For the whole press release, click here.

Also on June 3rd, the New York Times ran an article entitled "Two Studies, Two Results, and a Debate Over a Drug," which reports on how GlaxoSmithKline commissioned two studies of Paxil and saw to it that the one with favorable results was published and that the one with less favorable results wasn't. You can read a summary of this article by clicking here and you can read the whole article if you're willing to pay $2.95.

Etopia Media Medical News Network asked Robert Milin, M.D., Assistant Professor in the Department of Psychiatry at the University of Ottawa and Clinical Director of the Regional Children's Mental Health Centre of the Royal Ottawa Hospital, the man responsible for whistle-blowing GSK's suppression of Study 377, as it was called, for a copy of the suppressed report. His office responded by saying that "Unfortunately, we do not have a copy here at all. I would assume your best source would be the pharmaceutical company."

Etopia Media Medical News Network hasn't been able to get a copy of Study 377 from that source yet, but we can offer you a look at an internal FDA memo about Zoloft's lack of effectiveness and excuses for why that shouldn't matter.

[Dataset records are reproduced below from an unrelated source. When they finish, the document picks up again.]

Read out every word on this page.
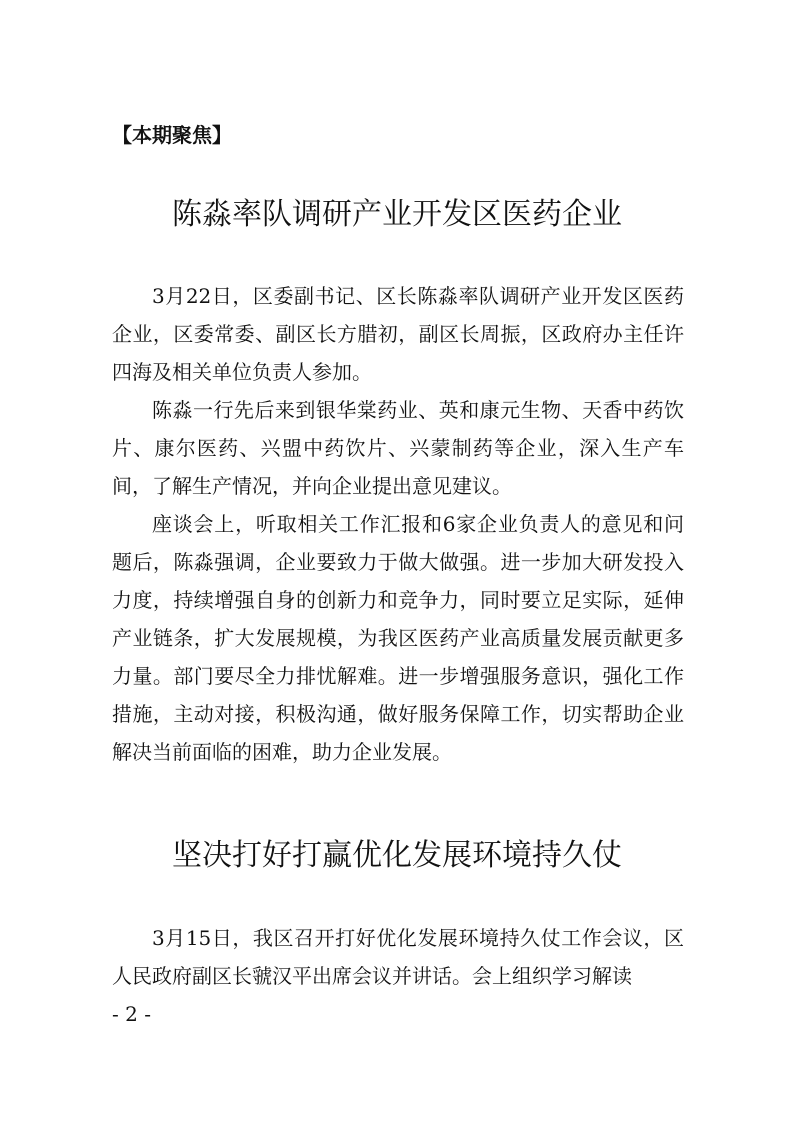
【本期聚焦】
陈淼率队调研产业开发区医药企业

3月22日，区委副书记、区长陈淼率队调研产业开发区医药企业，区委常委、副区长方腊初，副区长周振，区政府办主任许四海及相关单位负责人参加。

陈淼一行先后来到银华棠药业、英和康元生物、天香中药饮片、康尔医药、兴盟中药饮片、兴蒙制药等企业，深入生产车间，了解生产情况，并向企业提出意见建议。

座谈会上，听取相关工作汇报和6家企业负责人的意见和问题后，陈淼强调，企业要致力于做大做强。进一步加大研发投入力度，持续增强自身的创新力和竞争力，同时要立足实际，延伸产业链条，扩大发展规模，为我区医药产业高质量发展贡献更多力量。部门要尽全力排忧解难。进一步增强服务意识，强化工作措施，主动对接，积极沟通，做好服务保障工作，切实帮助企业解决当前面临的困难，助力企业发展。

坚决打好打赢优化发展环境持久仗

3月15日，我区召开打好优化发展环境持久仗工作会议，区人民政府副区长虢汉平出席会议并讲话。会上组织学习解读

- 2 -
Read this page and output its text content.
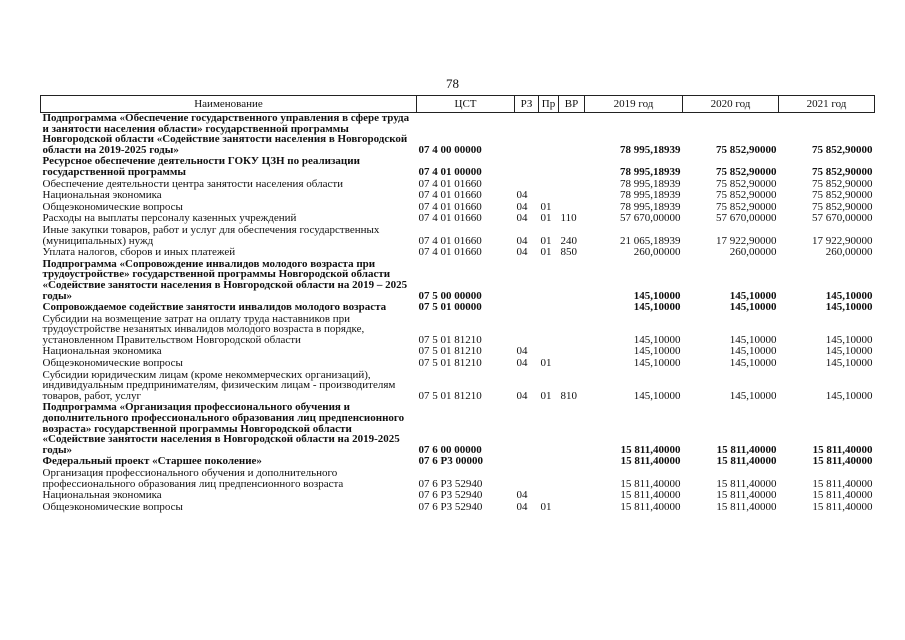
78
Наименование	ЦСТ	РЗ	Пр	ВР	2019 год	2020 год	2021 год
Подпрограмма «Обеспечение государственного управления в сфере труда и занятости населения области» государственной программы Новгородской области «Содействие занятости населения в Новгородской области на 2019-2025 годы»	07 4 00 00000				78 995,18939	75 852,90000	75 852,90000
Ресурсное обеспечение деятельности ГОКУ ЦЗН по реализации государственной программы	07 4 01 00000				78 995,18939	75 852,90000	75 852,90000
Обеспечение деятельности центра занятости населения области	07 4 01 01660				78 995,18939	75 852,90000	75 852,90000
Национальная экономика	07 4 01 01660	04			78 995,18939	75 852,90000	75 852,90000
Общеэкономические вопросы	07 4 01 01660	04	01		78 995,18939	75 852,90000	75 852,90000
Расходы на выплаты персоналу казенных учреждений	07 4 01 01660	04	01	110	57 670,00000	57 670,00000	57 670,00000
Иные закупки товаров, работ и услуг для обеспечения государственных (муниципальных) нужд	07 4 01 01660	04	01	240	21 065,18939	17 922,90000	17 922,90000
Уплата налогов, сборов и иных платежей	07 4 01 01660	04	01	850	260,00000	260,00000	260,00000
Подпрограмма «Сопровождение инвалидов молодого возраста при трудоустройстве» государственной программы Новгородской области «Содействие занятости населения в Новгородской области на 2019 – 2025 годы»	07 5 00 00000				145,10000	145,10000	145,10000
Сопровождаемое содействие занятости инвалидов молодого возраста	07 5 01 00000				145,10000	145,10000	145,10000
Субсидии на возмещение затрат на оплату труда наставников при трудоустройстве незанятых инвалидов молодого возраста в порядке, установленном Правительством Новгородской области	07 5 01 81210				145,10000	145,10000	145,10000
Национальная экономика	07 5 01 81210	04			145,10000	145,10000	145,10000
Общеэкономические вопросы	07 5 01 81210	04	01		145,10000	145,10000	145,10000
Субсидии юридическим лицам (кроме некоммерческих организаций), индивидуальным предпринимателям, физическим лицам - производителям товаров, работ, услуг	07 5 01 81210	04	01	810	145,10000	145,10000	145,10000
Подпрограмма «Организация профессионального обучения и дополнительного профессионального образования лиц предпенсионного возраста» государственной программы Новгородской области «Содействие занятости населения в Новгородской области на 2019-2025 годы»	07 6 00 00000				15 811,40000	15 811,40000	15 811,40000
Федеральный проект «Старшее поколение»	07 6 P3 00000				15 811,40000	15 811,40000	15 811,40000
Организация профессионального обучения и дополнительного профессионального образования лиц предпенсионного возраста	07 6 P3 52940				15 811,40000	15 811,40000	15 811,40000
Национальная экономика	07 6 P3 52940	04			15 811,40000	15 811,40000	15 811,40000
Общеэкономические вопросы	07 6 P3 52940	04	01		15 811,40000	15 811,40000	15 811,40000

You can also take a look at a copy of "The Emperor's New Drugs: An Analysis of Antidepressant Medication Data Submitted to the U.S. Food and Drug Administration", from The American Psychological Association's Prevention & Treatment, Volume 5, Article 23, posted July 15, 2002.

In light of this torrent of proven and still-being-litigated patient abuse, one might ask, "What part of on-going international criminal conspiracy to commit fraud and cover it up while causing intense suffering to thousands of people hasn't yet been proven several times over in these and other cases still to come?"